Children with public insurance waited longer after initial evaluation for sleep-disordered breathing (SDB) to undergo polysomnography (PSG). They also waited longer after PSG to have surgery to treat the condition with adenotonsillectomy (AT) compared with children who were privately insured, according to a report published online by JAMA Otolaryngology-Head & Neck Surgery.

Low socioeconomic status (SES) is a barrier to quality care and improved health outcomes. SDB is a spectrum of sleep disruption that ranges from snoring to obstructive sleep apnea (OSA). Low SES is a risk factor for SDB.

Emily F. Boss, MD, MPH, of the Johns Hopkins School of Medicine, Baltimore, and co-authors examined the timing of PSG in relation to ultimate surgical therapy with AT and the differences based on SES as measured by receipt of public insurance. The study looked at patients newly evaluated for SDB over a 3-month period in outpatient pediatric otolaryngology clinics who did not have a prior PSG ordered and had a minimum of 1 year of follow-up.
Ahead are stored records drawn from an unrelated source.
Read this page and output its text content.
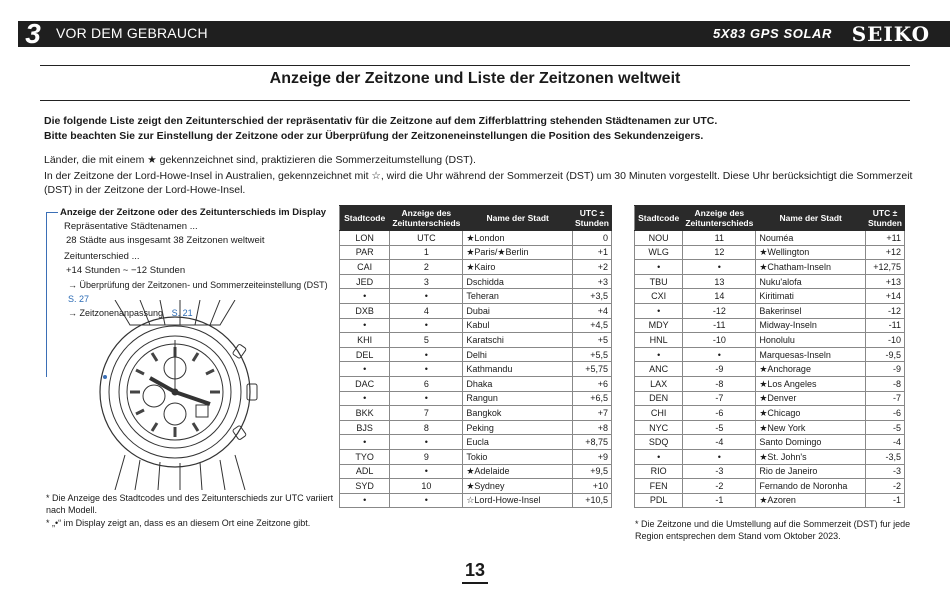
3	VOR DEM GEBRAUCH	5X83 GPS SOLAR SEIKO
Anzeige der Zeitzone und Liste der Zeitzonen weltweit
Die folgende Liste zeigt den Zeitunterschied der repräsentativ für die Zeitzone auf dem Zifferblattring stehenden Städtenamen zur UTC.
Bitte beachten Sie zur Einstellung der Zeitzone oder zur Überprüfung der Zeitzoneneinstellungen die Position des Sekundenzeigers.
Länder, die mit einem ★ gekennzeichnet sind, praktizieren die Sommerzeitumstellung (DST).
In der Zeitzone der Lord-Howe-Insel in Australien, gekennzeichnet mit ☆, wird die Uhr während der Sommerzeit (DST) um 30 Minuten vorgestellt. Diese Uhr berücksichtigt die Sommerzeit (DST) in der Zeitzone der Lord-Howe-Insel.
Anzeige der Zeitzone oder des Zeitunterschieds im Display
Repräsentative Städtenamen ...
28 Städte aus insgesamt 38 Zeitzonen weltweit
Zeitunterschied ...
+14 Stunden ~ −12 Stunden
→ Überprüfung der Zeitzonen- und Sommerzeiteinstellung (DST) S. 27
→ Zeitzonenanpassung S. 21
* Die Anzeige des Stadtcodes und des Zeitunterschieds zur UTC variiert nach Modell.
* „•“ im Display zeigt an, dass es an diesem Ort eine Zeitzone gibt.
Stadtcode	Anzeige des Zeitunterschieds	Name der Stadt	UTC ± Stunden
LON	UTC	★London	0
PAR	1	★Paris/★Berlin	+1
CAI	2	★Kairo	+2
JED	3	Dschidda	+3
•	•	Teheran	+3,5
DXB	4	Dubai	+4
•	•	Kabul	+4,5
KHI	5	Karatschi	+5
DEL	•	Delhi	+5,5
•	•	Kathmandu	+5,75
DAC	6	Dhaka	+6
•	•	Rangun	+6,5
BKK	7	Bangkok	+7
BJS	8	Peking	+8
•	•	Eucla	+8,75
TYO	9	Tokio	+9
ADL	•	★Adelaide	+9,5
SYD	10	★Sydney	+10
•	•	☆Lord-Howe-Insel	+10,5
Stadtcode	Anzeige des Zeitunterschieds	Name der Stadt	UTC ± Stunden
NOU	11	Nouméa	+11
WLG	12	★Wellington	+12
•	•	★Chatham-Inseln	+12,75
TBU	13	Nuku'alofa	+13
CXI	14	Kiritimati	+14
•	-12	Bakerinsel	-12
MDY	-11	Midway-Inseln	-11
HNL	-10	Honolulu	-10
•	•	Marquesas-Inseln	-9,5
ANC	-9	★Anchorage	-9
LAX	-8	★Los Angeles	-8
DEN	-7	★Denver	-7
CHI	-6	★Chicago	-6
NYC	-5	★New York	-5
SDQ	-4	Santo Domingo	-4
•	•	★St. John's	-3,5
RIO	-3	Rio de Janeiro	-3
FEN	-2	Fernando de Noronha	-2
PDL	-1	★Azoren	-1
* Die Zeitzone und die Umstellung auf die Sommerzeit (DST) fur jede Region entsprechen dem Stand vom Oktober 2023.
13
A total of 136 children (without PSG) were evaluated and 62 children (45.6%) had public insurance. Polysomnography was recommended for 55 children (27 of 55 [49%] with public insurance vs 28 of 55 [50%] with private insurance), according to the study results. After the initial visit, 24 of 55 children with PSG requested (44%) were lost to follow-up regardless of insurance status.

Results show children with public insurance who obtained PSG waited longer between the initial encounter and PSG (average interval, 141.1 days ) than children who were privately insured (average interval, 49.9 days). For children who ultimately had surgery after getting a PSG (n=14), the average time to AT was longer for children with public insurance (222.3 days vs 95.2 days).

“To our knowledge, this is the first study to evaluate differences in timing by insurance status of PSG and surgery for children with SDB. Findings from this study, while profound, should be further validated with patient-level prospective research prior to formal changes in practice or policy,” the authors note.